World Bank maintains Vietnam’s growth forecast at 6.3% for 2017
Thursday, 2017-04-13 04:43:06
NDO - The World Bank keeps its growth forecast for Vietnam at 6.3% for 2017, despite the economy showing signs of losing steam in the first quarter of the year, expanding by only 5.1%.
It was the worst first-quarter performance in three years, due to a slowdown in both agriculture and industrial production.
World Bank Country Director for Vietnam Ousmane Dione said the institution’s forecast for Vietnam was not revised down because the drivers of growth such as the manufacturing sector remained robust.
In its latest update on East Asia and Pacific economies, the bank says Vietnam’s medium-term outlook remains favourable, with GDP growth projected to improve gradually during 2017-2019, thanks to strong domestic demand and export-oriented manufacturing.
But it notes that downside risks also remain pronounced, warning that delayed implementation of structural and fiscal reforms could increase the country’s macroeconomic vulnerabilities and lower its growth potential.

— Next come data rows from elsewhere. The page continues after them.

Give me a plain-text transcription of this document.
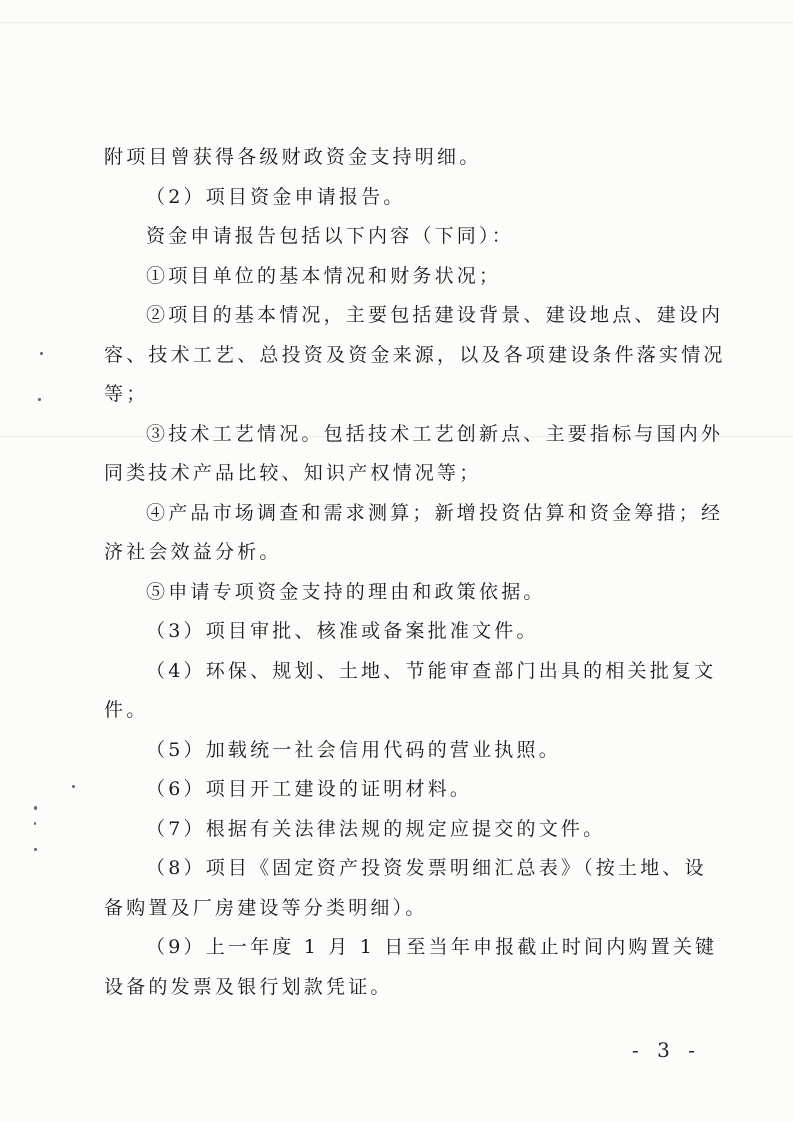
附项目曾获得各级财政资金支持明细。
（2）项目资金申请报告。
资金申请报告包括以下内容（下同）：
①项目单位的基本情况和财务状况；
②项目的基本情况，主要包括建设背景、建设地点、建设内
容、技术工艺、总投资及资金来源，以及各项建设条件落实情况
等；
③技术工艺情况。包括技术工艺创新点、主要指标与国内外
同类技术产品比较、知识产权情况等；
④产品市场调查和需求测算；新增投资估算和资金筹措；经
济社会效益分析。
⑤申请专项资金支持的理由和政策依据。
（3）项目审批、核准或备案批准文件。
（4）环保、规划、土地、节能审查部门出具的相关批复文
件。
（5）加载统一社会信用代码的营业执照。
（6）项目开工建设的证明材料。
（7）根据有关法律法规的规定应提交的文件。
（8）项目《固定资产投资发票明细汇总表》（按土地、设
备购置及厂房建设等分类明细）。
（9）上一年度 1 月 1 日至当年申报截止时间内购置关键
设备的发票及银行划款凭证。
- 3 -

The bank emphasises that an acceleration of structural reform to support a more productivity-led growth model would help Vietnam sustain its long-term development.
In addition, rising antitrade sentiment and associated risks of protectionist measures in major economies pose significant risks to Vietnam’s highly open economy.
In the meantime, dealing with climate change and environmental disasters continues to be a challenge for improving household welfare, especially in rural areas.
According to the World Bank, inflation pressures overall are expected to remain moderate, thanks to subdued global commodity and energy prices, with the consumer price index projected to stabilise at 4% in 2017, and the two subsequent years.
On the fiscal front, the government is expected to take steps to reduce fiscal deficit and speed up divestment to contain the further rise of public debt.
Government spending is expected to increase by only 5% compared with 8.8% in 2016.